1. 3PAR customers typically buy only the disk capacity they need when they first install their InServ arrays and then add capacity later when it is needed. This "pay as you grow" approach to buying storage is what thin provisioning was designed for. Customers save money with their initial purchase and also when they later buy additional capacity due to the declining cost of storage capacity over time.
2. 3PAR customers run their InServ arrays at higher disk utilization levels, which means they get more productivity from their storage investment. Higher utilization is one of several benefits derived from 3PAR’s wide striping disk layout scheme that spreads data across a very large number of drives (hundreds of drives are common). This randomizes the workload, effectively applying all drive resources to all applications and removing drive performance bottlenecks – even at high utilization levels.
3. 3PAR customers use automated tools to provision and expand their InServ arrays, which means they can avoid spending money on professional services or spending lots of time planning and performing provisioning tasks. The ease with which InServ arrays are provisioned and expanded comes from the combination of wide striping, fine-grained volume management (RAID) and autonomic disk layout functionality.

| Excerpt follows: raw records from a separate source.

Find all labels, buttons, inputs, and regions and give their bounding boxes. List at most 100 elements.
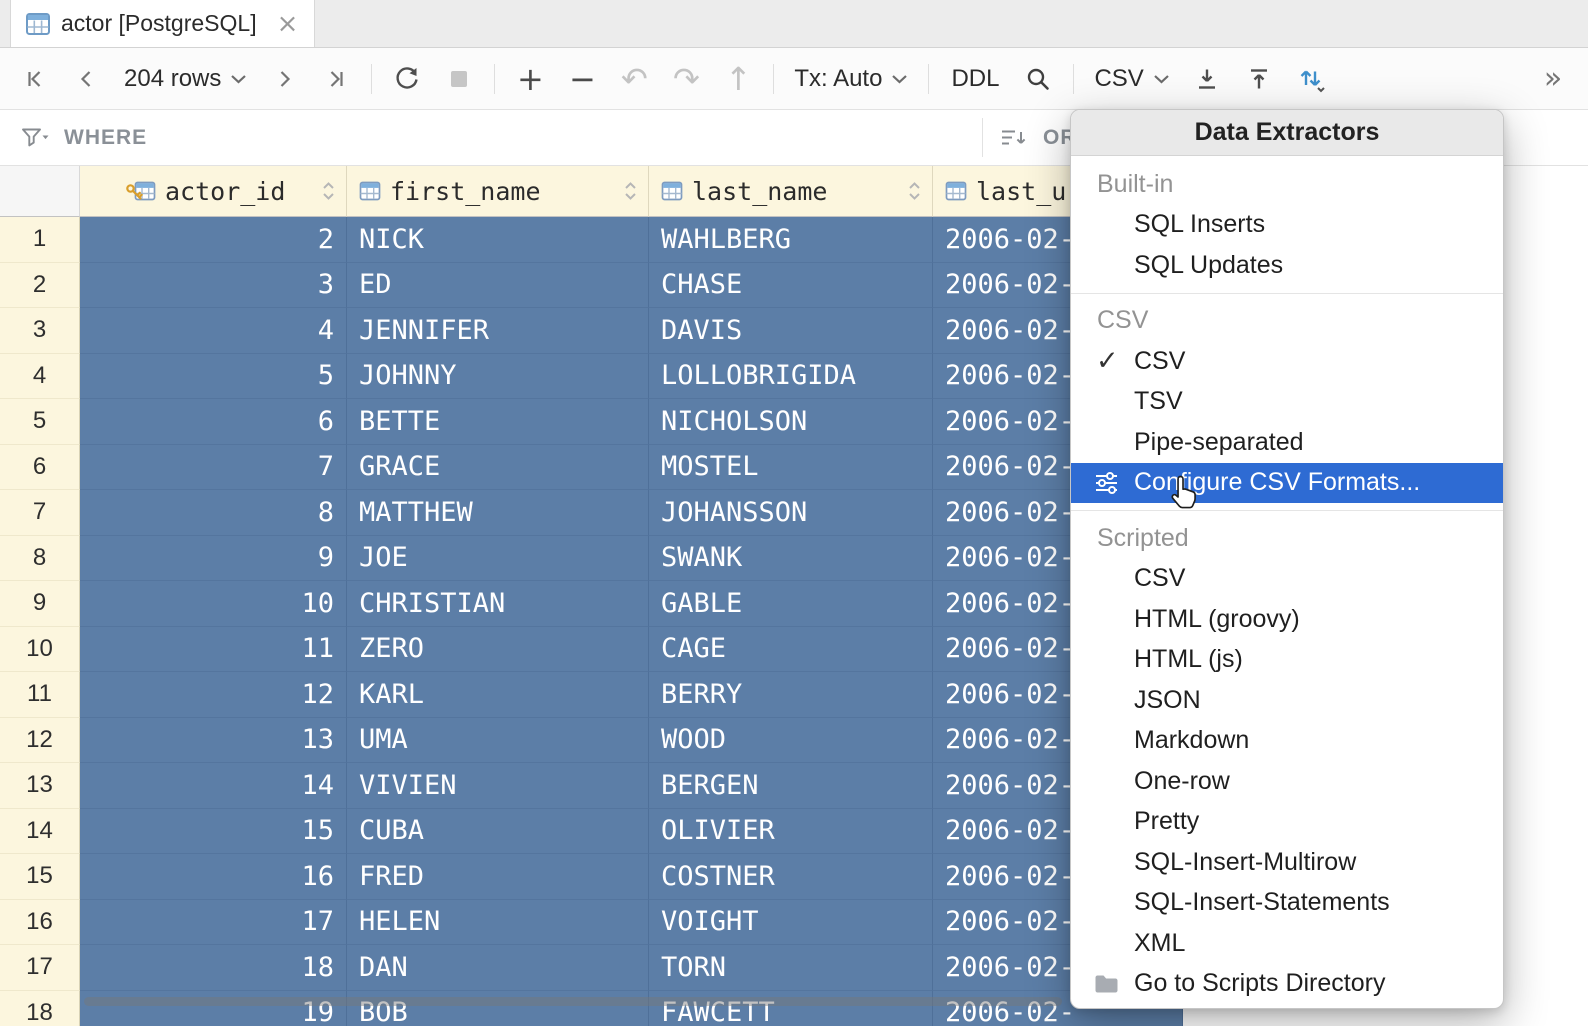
- cell-actor-id[interactable]: 15: [80, 808, 347, 854]
- menu-item-scripted-csv[interactable]: CSV: [1071, 559, 1503, 600]
- cell-first-name[interactable]: HELEN: [347, 899, 649, 945]
- cell-first-name[interactable]: BETTE: [347, 399, 649, 445]
- cell-last-name[interactable]: JOHANSSON: [649, 490, 933, 536]
- cell-first-name[interactable]: FRED: [347, 854, 649, 900]
- cell-actor-id[interactable]: 19: [80, 990, 347, 1026]
- menu-item-html-js[interactable]: HTML (js): [1071, 640, 1503, 681]
- column-header-actor-id[interactable]: actor_id: [80, 166, 347, 217]
- ddl-button[interactable]: DDL: [941, 56, 1009, 102]
- row-number[interactable]: 11: [0, 672, 80, 718]
- menu-item-xml[interactable]: XML: [1071, 923, 1503, 964]
- cell-actor-id[interactable]: 9: [80, 535, 347, 581]
- select-all-corner[interactable]: [0, 166, 80, 217]
- cell-first-name[interactable]: KARL: [347, 672, 649, 718]
- menu-item-tsv[interactable]: TSV: [1071, 382, 1503, 423]
- first-page-button[interactable]: [12, 56, 58, 102]
- cell-last-name[interactable]: LOLLOBRIGIDA: [649, 353, 933, 399]
- cell-actor-id[interactable]: 10: [80, 581, 347, 627]
- row-number[interactable]: 9: [0, 581, 80, 627]
- cell-last-name[interactable]: FAWCETT: [649, 990, 933, 1026]
- cell-actor-id[interactable]: 7: [80, 444, 347, 490]
- next-page-button[interactable]: [261, 56, 307, 102]
- cell-first-name[interactable]: GRACE: [347, 444, 649, 490]
- menu-item-html-groovy[interactable]: HTML (groovy): [1071, 599, 1503, 640]
- cell-last-name[interactable]: SWANK: [649, 535, 933, 581]
- row-number[interactable]: 17: [0, 945, 80, 991]
- cell-first-name[interactable]: JENNIFER: [347, 308, 649, 354]
- row-number[interactable]: 7: [0, 490, 80, 536]
- cell-last-name[interactable]: COSTNER: [649, 854, 933, 900]
- data-extractor-selector[interactable]: CSV: [1086, 56, 1177, 102]
- row-number[interactable]: 18: [0, 990, 80, 1026]
- export-data-icon[interactable]: [1184, 56, 1230, 102]
- page-size-selector[interactable]: 204 rows: [116, 56, 255, 102]
- row-number[interactable]: 13: [0, 763, 80, 809]
- where-filter-field[interactable]: WHERE: [0, 110, 982, 165]
- cell-last-name[interactable]: DAVIS: [649, 308, 933, 354]
- cell-actor-id[interactable]: 3: [80, 262, 347, 308]
- menu-item-one-row[interactable]: One-row: [1071, 761, 1503, 802]
- cell-actor-id[interactable]: 18: [80, 945, 347, 991]
- menu-item-pretty[interactable]: Pretty: [1071, 802, 1503, 843]
- row-number[interactable]: 14: [0, 808, 80, 854]
- cell-last-name[interactable]: MOSTEL: [649, 444, 933, 490]
- cell-actor-id[interactable]: 16: [80, 854, 347, 900]
- add-row-button[interactable]: +: [507, 56, 553, 102]
- cell-first-name[interactable]: ED: [347, 262, 649, 308]
- cell-last-name[interactable]: CAGE: [649, 626, 933, 672]
- undo-icon[interactable]: ↶: [611, 56, 657, 102]
- submit-arrow-icon[interactable]: ↑: [715, 56, 761, 102]
- cell-last-name[interactable]: TORN: [649, 945, 933, 991]
- delete-row-button[interactable]: −: [559, 56, 605, 102]
- row-number[interactable]: 15: [0, 854, 80, 900]
- transaction-mode-selector[interactable]: Tx: Auto: [786, 56, 916, 102]
- menu-item-csv[interactable]: ✓ CSV: [1071, 341, 1503, 382]
- column-header-last-name[interactable]: last_name: [649, 166, 933, 217]
- redo-icon[interactable]: ↷: [663, 56, 709, 102]
- refresh-icon[interactable]: [384, 56, 430, 102]
- cell-actor-id[interactable]: 11: [80, 626, 347, 672]
- column-header-first-name[interactable]: first_name: [347, 166, 649, 217]
- stop-icon[interactable]: [436, 56, 482, 102]
- previous-page-button[interactable]: [64, 56, 110, 102]
- cell-first-name[interactable]: CHRISTIAN: [347, 581, 649, 627]
- cell-last-name[interactable]: VOIGHT: [649, 899, 933, 945]
- row-number[interactable]: 6: [0, 444, 80, 490]
- menu-item-json[interactable]: JSON: [1071, 680, 1503, 721]
- cell-actor-id[interactable]: 12: [80, 672, 347, 718]
- cell-first-name[interactable]: NICK: [347, 217, 649, 263]
- menu-item-go-to-scripts-directory[interactable]: Go to Scripts Directory: [1071, 964, 1503, 1005]
- cell-first-name[interactable]: ZERO: [347, 626, 649, 672]
- menu-item-sql-insert-statements[interactable]: SQL-Insert-Statements: [1071, 883, 1503, 924]
- search-icon[interactable]: [1015, 56, 1061, 102]
- import-data-icon[interactable]: [1236, 56, 1282, 102]
- tab-actor-postgresql[interactable]: actor [PostgreSQL] ×: [10, 0, 316, 47]
- row-number[interactable]: 16: [0, 899, 80, 945]
- row-number[interactable]: 12: [0, 717, 80, 763]
- row-number[interactable]: 2: [0, 262, 80, 308]
- menu-item-sql-inserts[interactable]: SQL Inserts: [1071, 205, 1503, 246]
- row-number[interactable]: 10: [0, 626, 80, 672]
- cell-actor-id[interactable]: 6: [80, 399, 347, 445]
- row-number[interactable]: 3: [0, 308, 80, 354]
- cell-first-name[interactable]: JOHNNY: [347, 353, 649, 399]
- cell-last-name[interactable]: BERRY: [649, 672, 933, 718]
- cell-actor-id[interactable]: 4: [80, 308, 347, 354]
- cell-first-name[interactable]: BOB: [347, 990, 649, 1026]
- cell-first-name[interactable]: MATTHEW: [347, 490, 649, 536]
- cell-last-name[interactable]: WOOD: [649, 717, 933, 763]
- cell-actor-id[interactable]: 13: [80, 717, 347, 763]
- sync-arrows-icon[interactable]: [1288, 56, 1334, 102]
- menu-item-configure-csv-formats[interactable]: Configure CSV Formats...: [1071, 462, 1503, 503]
- last-page-button[interactable]: [313, 56, 359, 102]
- cell-first-name[interactable]: VIVIEN: [347, 763, 649, 809]
- cell-last-name[interactable]: CHASE: [649, 262, 933, 308]
- close-icon[interactable]: ×: [277, 11, 299, 37]
- cell-last-name[interactable]: OLIVIER: [649, 808, 933, 854]
- cell-last-name[interactable]: BERGEN: [649, 763, 933, 809]
- horizontal-scrollbar[interactable]: [84, 997, 1062, 1006]
- cell-actor-id[interactable]: 2: [80, 217, 347, 263]
- cell-actor-id[interactable]: 17: [80, 899, 347, 945]
- cell-last-name[interactable]: GABLE: [649, 581, 933, 627]
- menu-item-markdown[interactable]: Markdown: [1071, 721, 1503, 762]
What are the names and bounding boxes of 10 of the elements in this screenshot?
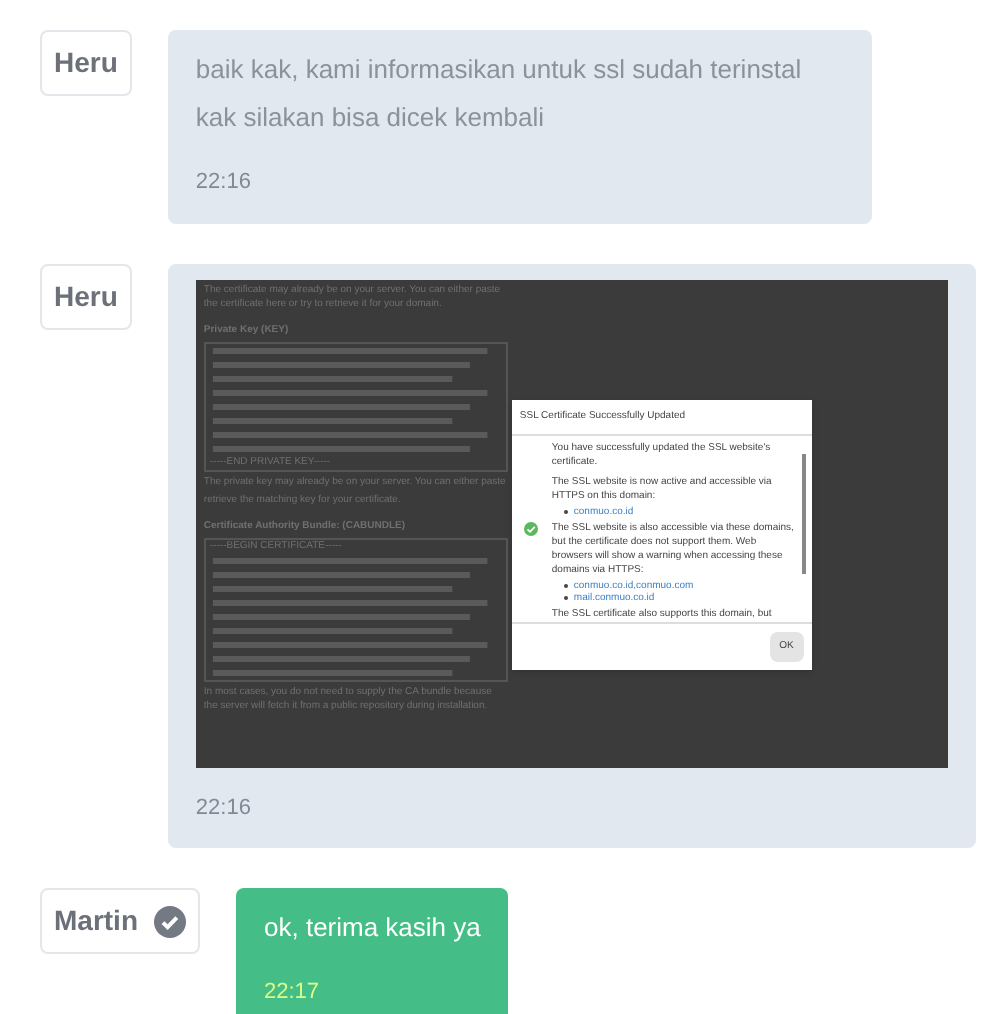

4. 3PAR customers mix drive types, workloads and platforms in their InServ arrays. Mixing drive types reduces the cost per GB when lower cost nearline (7200 rpm) drives are used for primary storage. Mixing workloads and platforms means customers can achieve greater levels of storage and server consolidation, which reduces both capital and administrative costs.
5. 3PAR customers typically spend less on power, cooling and floor space for a given workload. This is due primarily to thin provisioning and higher utilization levels on InServ arrays, but it also comes from the use of nearline drives for primary storage, which combine greater densities with reduced power and cooling requirements.